Walka o wpływy Rosji w Europie czy przeciwstawienie się ruchom wywrotowym nękającym kontynent zmuszały cesarza do rewizji własnej polityki, ale nie uczyniły z niego antyliberała ani okrutnego samodzierżcy-reakcjonisty. W liście do księcia Aleksandra Nikołajewicza Golicyna pisał: „Centralny komitet rewolucyjny znajduje się w Paryżu. Po tym jak rozpalił on pożary na zewnątrz, tak teraz postara się rozpalić jeszcze jeden w samej Francji i na tej drodze dążyć do połączenia z rewolucjami w Hiszpanii i Piemoncie”9. Niepokój Aleksandra był zasadny. Obawiał się on, że Rosję może spotkać to, co przeżyła Francja w latach 1789–1799. Gdy przerwał działalność tajnych organizacji, nie tylko mu tego nie darowano, ale okrzyczano go reakcjonistą i obskurantem.

Rehabilitował Aleksandra słowianofil, historyk literatury Aleksander Nikołajewicz Pypin, który uważał, że cechy charakteru cesarza, jego dziwne skłonności, pozory słabej woli i niezrozumienie otaczających go ludzi wynikają z nadludzkiego wręcz dążenia do utrzymania pokoju wewnętrznego i zewnętrznego, z pragnienia reform, o których marzyły najświatlejsze umysły. Pypin tłumaczył dwulicowość i chwiejność charakteru Aleksandra trudnościami, jakie niosło realne życie.
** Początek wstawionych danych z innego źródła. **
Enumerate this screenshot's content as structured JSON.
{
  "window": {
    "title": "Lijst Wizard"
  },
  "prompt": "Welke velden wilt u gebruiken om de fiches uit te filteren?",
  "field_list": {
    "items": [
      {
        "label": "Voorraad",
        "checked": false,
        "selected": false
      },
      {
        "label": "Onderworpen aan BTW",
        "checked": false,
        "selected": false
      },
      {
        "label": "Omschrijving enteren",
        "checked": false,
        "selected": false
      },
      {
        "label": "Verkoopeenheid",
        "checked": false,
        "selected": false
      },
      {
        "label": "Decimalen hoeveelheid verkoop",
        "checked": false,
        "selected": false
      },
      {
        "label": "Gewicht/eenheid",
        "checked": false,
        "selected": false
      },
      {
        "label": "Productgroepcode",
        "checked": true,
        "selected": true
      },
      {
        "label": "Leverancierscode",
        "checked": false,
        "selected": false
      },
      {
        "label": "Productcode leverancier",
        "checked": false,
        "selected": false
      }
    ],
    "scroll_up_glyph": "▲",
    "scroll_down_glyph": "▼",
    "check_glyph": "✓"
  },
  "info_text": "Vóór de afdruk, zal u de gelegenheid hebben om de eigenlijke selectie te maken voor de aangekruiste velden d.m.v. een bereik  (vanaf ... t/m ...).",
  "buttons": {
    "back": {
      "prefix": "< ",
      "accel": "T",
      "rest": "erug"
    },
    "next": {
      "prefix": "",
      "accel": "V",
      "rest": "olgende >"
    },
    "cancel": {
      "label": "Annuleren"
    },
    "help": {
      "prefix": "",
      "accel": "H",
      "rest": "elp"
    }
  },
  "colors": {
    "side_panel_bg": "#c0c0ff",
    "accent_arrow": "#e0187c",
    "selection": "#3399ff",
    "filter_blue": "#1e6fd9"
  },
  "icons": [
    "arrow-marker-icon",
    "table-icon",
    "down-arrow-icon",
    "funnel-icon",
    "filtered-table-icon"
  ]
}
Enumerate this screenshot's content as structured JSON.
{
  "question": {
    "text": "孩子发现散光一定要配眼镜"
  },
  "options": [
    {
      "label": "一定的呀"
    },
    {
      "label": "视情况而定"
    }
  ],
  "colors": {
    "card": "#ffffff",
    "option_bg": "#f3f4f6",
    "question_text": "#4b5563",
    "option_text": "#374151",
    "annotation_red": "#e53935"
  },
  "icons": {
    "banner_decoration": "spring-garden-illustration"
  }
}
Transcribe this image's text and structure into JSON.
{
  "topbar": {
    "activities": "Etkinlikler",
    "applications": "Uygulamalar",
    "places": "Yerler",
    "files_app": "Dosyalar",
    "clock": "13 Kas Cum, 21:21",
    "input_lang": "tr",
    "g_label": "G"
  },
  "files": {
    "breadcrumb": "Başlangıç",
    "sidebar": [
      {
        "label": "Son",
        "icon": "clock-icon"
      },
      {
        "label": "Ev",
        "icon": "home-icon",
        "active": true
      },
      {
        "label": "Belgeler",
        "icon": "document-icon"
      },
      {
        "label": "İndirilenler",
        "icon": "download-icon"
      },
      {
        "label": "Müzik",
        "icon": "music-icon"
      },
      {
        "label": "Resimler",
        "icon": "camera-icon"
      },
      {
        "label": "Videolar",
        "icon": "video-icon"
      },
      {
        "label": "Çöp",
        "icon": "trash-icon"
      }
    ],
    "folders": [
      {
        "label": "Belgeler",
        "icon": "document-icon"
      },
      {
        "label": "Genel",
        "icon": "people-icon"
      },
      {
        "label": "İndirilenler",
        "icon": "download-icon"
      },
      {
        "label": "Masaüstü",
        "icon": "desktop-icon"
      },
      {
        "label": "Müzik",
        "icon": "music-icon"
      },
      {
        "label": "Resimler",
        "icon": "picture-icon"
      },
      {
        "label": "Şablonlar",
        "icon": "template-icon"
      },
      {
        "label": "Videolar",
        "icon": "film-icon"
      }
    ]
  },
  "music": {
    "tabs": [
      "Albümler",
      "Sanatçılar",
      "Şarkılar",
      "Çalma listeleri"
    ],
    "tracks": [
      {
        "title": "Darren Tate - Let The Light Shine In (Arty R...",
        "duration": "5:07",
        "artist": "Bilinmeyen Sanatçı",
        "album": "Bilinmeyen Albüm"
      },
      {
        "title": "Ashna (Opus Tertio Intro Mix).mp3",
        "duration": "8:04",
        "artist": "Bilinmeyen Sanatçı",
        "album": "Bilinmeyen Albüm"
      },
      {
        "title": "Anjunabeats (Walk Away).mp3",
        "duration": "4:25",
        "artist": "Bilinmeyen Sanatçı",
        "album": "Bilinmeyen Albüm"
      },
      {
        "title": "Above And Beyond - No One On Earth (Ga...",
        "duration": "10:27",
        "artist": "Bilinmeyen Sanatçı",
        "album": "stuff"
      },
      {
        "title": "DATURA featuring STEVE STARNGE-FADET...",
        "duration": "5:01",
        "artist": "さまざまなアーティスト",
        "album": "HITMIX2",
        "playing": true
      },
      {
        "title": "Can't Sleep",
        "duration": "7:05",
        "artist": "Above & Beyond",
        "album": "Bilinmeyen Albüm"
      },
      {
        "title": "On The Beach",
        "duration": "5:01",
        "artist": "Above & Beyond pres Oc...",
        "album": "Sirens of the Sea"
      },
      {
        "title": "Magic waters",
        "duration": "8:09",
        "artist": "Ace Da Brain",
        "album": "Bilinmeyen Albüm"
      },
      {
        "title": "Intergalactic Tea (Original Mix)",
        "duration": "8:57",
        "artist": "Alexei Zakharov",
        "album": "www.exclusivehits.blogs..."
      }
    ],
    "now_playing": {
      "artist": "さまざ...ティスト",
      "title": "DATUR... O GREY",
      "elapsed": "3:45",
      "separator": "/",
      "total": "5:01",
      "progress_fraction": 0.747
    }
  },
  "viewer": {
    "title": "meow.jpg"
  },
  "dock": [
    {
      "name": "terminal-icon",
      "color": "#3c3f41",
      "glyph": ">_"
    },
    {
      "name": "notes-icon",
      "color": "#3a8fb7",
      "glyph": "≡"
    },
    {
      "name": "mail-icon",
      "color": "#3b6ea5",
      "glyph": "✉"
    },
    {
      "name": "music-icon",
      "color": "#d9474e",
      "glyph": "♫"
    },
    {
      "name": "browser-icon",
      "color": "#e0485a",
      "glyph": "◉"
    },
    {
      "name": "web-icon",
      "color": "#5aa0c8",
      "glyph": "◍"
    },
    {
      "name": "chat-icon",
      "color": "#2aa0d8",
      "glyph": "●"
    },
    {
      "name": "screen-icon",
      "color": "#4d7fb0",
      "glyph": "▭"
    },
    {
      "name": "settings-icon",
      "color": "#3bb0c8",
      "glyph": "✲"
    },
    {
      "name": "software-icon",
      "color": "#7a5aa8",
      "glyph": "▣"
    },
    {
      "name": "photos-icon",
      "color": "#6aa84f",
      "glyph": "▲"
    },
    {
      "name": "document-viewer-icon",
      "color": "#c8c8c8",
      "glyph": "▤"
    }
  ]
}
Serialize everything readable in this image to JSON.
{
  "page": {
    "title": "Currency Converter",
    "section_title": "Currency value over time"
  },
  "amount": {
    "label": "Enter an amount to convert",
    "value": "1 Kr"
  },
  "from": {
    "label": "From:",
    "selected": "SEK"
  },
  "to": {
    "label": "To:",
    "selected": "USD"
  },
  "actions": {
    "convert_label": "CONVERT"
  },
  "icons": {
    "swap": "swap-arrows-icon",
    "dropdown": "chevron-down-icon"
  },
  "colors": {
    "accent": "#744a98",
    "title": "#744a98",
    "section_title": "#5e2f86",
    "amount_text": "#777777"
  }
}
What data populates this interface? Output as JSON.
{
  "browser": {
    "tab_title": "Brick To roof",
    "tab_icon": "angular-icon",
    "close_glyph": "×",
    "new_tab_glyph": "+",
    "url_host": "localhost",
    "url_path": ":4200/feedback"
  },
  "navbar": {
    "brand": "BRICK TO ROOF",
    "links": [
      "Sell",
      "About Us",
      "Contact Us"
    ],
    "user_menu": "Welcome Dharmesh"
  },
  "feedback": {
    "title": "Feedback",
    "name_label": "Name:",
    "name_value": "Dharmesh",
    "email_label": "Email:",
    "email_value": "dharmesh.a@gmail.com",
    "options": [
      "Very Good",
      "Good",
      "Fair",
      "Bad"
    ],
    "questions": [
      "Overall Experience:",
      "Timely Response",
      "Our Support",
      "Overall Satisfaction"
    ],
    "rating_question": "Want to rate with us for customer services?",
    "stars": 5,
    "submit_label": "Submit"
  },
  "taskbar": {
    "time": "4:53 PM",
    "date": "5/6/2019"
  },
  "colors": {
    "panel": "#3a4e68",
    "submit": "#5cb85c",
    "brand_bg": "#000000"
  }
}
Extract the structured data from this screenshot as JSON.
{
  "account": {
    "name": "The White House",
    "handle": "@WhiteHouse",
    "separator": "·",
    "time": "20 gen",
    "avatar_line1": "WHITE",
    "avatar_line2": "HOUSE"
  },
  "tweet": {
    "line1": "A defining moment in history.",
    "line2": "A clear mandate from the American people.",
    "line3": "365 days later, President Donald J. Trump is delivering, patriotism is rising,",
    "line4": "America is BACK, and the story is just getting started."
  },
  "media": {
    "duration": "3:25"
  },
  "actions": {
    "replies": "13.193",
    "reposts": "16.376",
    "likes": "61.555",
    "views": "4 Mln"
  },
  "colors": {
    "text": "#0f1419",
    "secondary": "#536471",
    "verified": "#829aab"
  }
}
Ze zmienności nastrojów Aleksandra, z jego popadania w skrajności szydził książę Klemens Lothar von Metternich, temperament cesarza objaśniając „dziedzicznym usposobieniem rodu Holstein-Gottorp”10. Austriacki minister zdefiniował panowanie Aleksandra jako „romantyczno-romansowe”. W owym „romantyzmie” jednak było znacznie więcej trwałych dokonań aniżeli w „nieromantycznej” działalności polityków wiedeńskich. To Rosja, a nie Austria stała się przystanią dla uciekinierów z podminowanej groźbą rewolucji Europy i spod dyktatury napoleońskiej. Wygnana z Francji powieściopisarka i publicystka baronowa Anne Louise Necker de Staël-Holstein nie traktowała Rosji jako państwa barbarzyńskiego, lecz widziała w nim kraj, w którym „mądre swobody Rosjanie zawdzięczają Aleksandrowi”11. Wśród elit rosyjskich nie wszyscy tak myśleli. Poeta liberał Andriej Iwanowicz Turgieniew mówił, że lepszy był jawny despotyzm Pawła aniżeli skryty despotyzm Aleksandra. Rozczarowany jego polityką książę Adam Jerzy Czartoryski przekonywał, że imperator lubił jedynie zewnętrzne formy wolności, niczym atrakcyjne przedstawienie.